Geraldo Rangel, diretor do 6º Departamento de Polícia de Área, órgão da Polícia Civil que abrange o Norte Fluminense, afirma que é importante que todas as regras estabelecidas no decreto sejam realmente observadas para quem tiver a autorização concedida. “A lei precisa ser cumprida para que se tenha segurança sobre a aquisição dessas armas. Esperamos que haja o devido cuidado com a guarda, principalmente para quem tem crianças”, ressalta.
Grupos alertam para violência doméstica
Alguns grupos, no entanto, receberam com apreensão as alterações. Vanessa Henriques, que atuou até 2018 no Conselho Municipal da Mulher, alerta que essa mudança pode agravar a violência doméstica. “Como a questão discutida no decreto é possibilidade de ter arma em casa e a maior parte dos crimes contra a mulher ocorre dentro de casa, vai ser necessário ter atenção sobre esses casos para que a situação dessas vítimas não fique ainda pior”, ressalta.
Vanessa aponta dados do Instituto de Segurança Pública do Rio de Janeiro (ISP-RJ), que informam que, no ano de 2017, 52,9% dos feminicídios registrados no estado ocorreram dentro da residência da vítima e 47,2% foram realizados com arma de fogo.
Felipe afirma que acesso deve ser visto como efetivação da legítima defesa
Felipe afirma que acesso deve ser visto como efetivação da legítima defesa / Foto - Isaias Fernandes
Segundo a pesquisadora e professora da Universidade Estadual do Norte Fluminense (Uenf) Luciane Soares, um agravante é o fato de que, em conjunto com a facilitação do acesso à posse de arma, existe uma tônica específica sobre a questão de gênero.
— Não é só a questão das armas.

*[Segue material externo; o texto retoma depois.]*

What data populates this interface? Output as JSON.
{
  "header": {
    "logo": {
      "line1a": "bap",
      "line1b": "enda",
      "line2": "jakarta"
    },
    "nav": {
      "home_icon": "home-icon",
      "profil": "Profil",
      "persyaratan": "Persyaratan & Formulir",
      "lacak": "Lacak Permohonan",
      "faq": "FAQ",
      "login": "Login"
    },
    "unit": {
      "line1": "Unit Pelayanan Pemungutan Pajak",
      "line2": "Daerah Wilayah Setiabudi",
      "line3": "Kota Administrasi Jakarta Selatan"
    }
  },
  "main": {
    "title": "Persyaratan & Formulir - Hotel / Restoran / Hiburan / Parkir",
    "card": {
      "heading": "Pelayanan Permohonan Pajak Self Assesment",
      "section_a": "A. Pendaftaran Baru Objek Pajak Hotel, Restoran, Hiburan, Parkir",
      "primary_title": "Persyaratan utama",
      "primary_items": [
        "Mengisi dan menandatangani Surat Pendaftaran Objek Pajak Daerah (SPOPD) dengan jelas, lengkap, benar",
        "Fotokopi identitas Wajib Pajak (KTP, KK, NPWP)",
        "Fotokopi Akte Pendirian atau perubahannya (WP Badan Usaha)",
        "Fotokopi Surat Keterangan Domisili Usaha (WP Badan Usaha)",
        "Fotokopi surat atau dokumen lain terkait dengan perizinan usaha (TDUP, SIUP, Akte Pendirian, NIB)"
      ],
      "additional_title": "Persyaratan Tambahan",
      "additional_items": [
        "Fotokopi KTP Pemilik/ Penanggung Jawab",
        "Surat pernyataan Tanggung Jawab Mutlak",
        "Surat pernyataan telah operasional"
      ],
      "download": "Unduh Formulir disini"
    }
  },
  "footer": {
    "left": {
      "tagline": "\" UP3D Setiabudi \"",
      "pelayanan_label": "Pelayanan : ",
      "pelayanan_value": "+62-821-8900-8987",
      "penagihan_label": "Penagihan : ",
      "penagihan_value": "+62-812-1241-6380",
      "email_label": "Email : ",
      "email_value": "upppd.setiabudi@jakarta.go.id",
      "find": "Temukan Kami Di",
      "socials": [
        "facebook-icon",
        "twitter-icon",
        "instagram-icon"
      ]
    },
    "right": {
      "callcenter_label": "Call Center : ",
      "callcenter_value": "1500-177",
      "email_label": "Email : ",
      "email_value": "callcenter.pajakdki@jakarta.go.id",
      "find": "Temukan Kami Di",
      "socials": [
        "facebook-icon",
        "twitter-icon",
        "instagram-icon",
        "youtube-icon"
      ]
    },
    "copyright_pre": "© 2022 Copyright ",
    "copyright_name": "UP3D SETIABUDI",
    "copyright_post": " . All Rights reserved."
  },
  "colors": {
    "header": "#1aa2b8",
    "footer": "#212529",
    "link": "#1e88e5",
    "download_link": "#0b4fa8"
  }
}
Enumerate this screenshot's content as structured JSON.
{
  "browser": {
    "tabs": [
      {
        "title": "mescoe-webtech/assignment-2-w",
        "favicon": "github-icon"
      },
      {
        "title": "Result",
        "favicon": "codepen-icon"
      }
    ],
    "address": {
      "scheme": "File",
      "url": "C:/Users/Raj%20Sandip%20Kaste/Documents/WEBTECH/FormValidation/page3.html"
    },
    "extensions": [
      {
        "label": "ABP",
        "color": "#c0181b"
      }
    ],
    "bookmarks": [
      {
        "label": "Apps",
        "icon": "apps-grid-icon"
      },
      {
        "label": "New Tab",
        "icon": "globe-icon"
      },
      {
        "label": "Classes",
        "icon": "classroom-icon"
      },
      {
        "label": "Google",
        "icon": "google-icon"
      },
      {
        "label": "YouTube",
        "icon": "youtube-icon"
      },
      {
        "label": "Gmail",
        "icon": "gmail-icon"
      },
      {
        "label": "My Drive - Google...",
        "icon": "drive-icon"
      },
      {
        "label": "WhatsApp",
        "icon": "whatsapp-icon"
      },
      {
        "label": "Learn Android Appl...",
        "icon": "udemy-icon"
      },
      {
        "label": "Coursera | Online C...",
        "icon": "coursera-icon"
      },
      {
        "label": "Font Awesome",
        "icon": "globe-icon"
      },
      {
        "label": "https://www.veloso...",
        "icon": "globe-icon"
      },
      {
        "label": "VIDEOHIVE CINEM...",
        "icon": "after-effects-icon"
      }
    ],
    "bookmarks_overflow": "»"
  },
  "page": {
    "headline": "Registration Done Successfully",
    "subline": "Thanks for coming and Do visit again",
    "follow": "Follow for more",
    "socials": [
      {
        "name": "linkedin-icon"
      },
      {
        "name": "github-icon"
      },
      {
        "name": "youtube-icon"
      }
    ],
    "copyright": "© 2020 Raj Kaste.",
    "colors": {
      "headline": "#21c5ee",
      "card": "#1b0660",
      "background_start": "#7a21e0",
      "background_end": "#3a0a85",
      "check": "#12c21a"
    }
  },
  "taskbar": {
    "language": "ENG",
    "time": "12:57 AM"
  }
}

Tem a cor das roupas, a discussão sobre a ideologia de gênero, a educação sexual nas escolas. Acho que o conjunto dessas medidas e a forma como esse novo governo pensa nessas questões ligadas a essa pauta moral, isso não favorece as mulheres. Acho que vai ser importante acompanhar os casos, porque o Brasil já tem um número grande e impactante de feminicídio — alerta a pesquisadora, acrescentando que o país apresenta um quadro geral e comum de homens que não aceitam o fim de um relacionamento.
Solicitação de posse deverá ser feita à PF
Hoje, quem deseja ter uma arma no país, pode adquiri-la por dois procedimentos diferentes. Se deseja para praticar o tiro como esporte, deve solicitar autorização ao Exército. As novas regras não dizem respeito a este tipo de autorização. Só quem deseja ter a arma em casa, para defesa pessoal, está na abrangência do decreto. Nesse caso, o indivíduo deve ir à Polícia Federal. Felipe Drummond, especialista em Direito Penal e articulista da Folha da Manhã, possui as duas autorizações e afirma que o acesso a arma deve ser visto como uma efetivação do direito à legítima defesa. “A pessoa exerce se quiser e puder, se estiver preparada. Eu tenho minha arma para que, em uma eventualidade extrema, eu possa me defender ou defender um terceiro. Não para que eu seja mais um cidadão agindo em nome do Estado para a segurança pública”, defende.
Ele, que tem direito à posse há cerca de cinco anos, garante que assim se sente mais seguro e afirma jamais ter tido a necessidade de utilizá-la. "Eu não acredito que política de flexibilização de armas para a população possa se confundir com política de segurança pública. Não tem absolutamente nada a ver. Porque, se for assim, o governo está partindo da premissa de que armando a população, ele está garantindo mais um instrumento de segurança pública. Eu entendo que a lógica é a mesma de um seguro de carro. É ter para não usar. Não desejo nunca ter a necessidade de precisar da arma para me defender", afirma Felipe.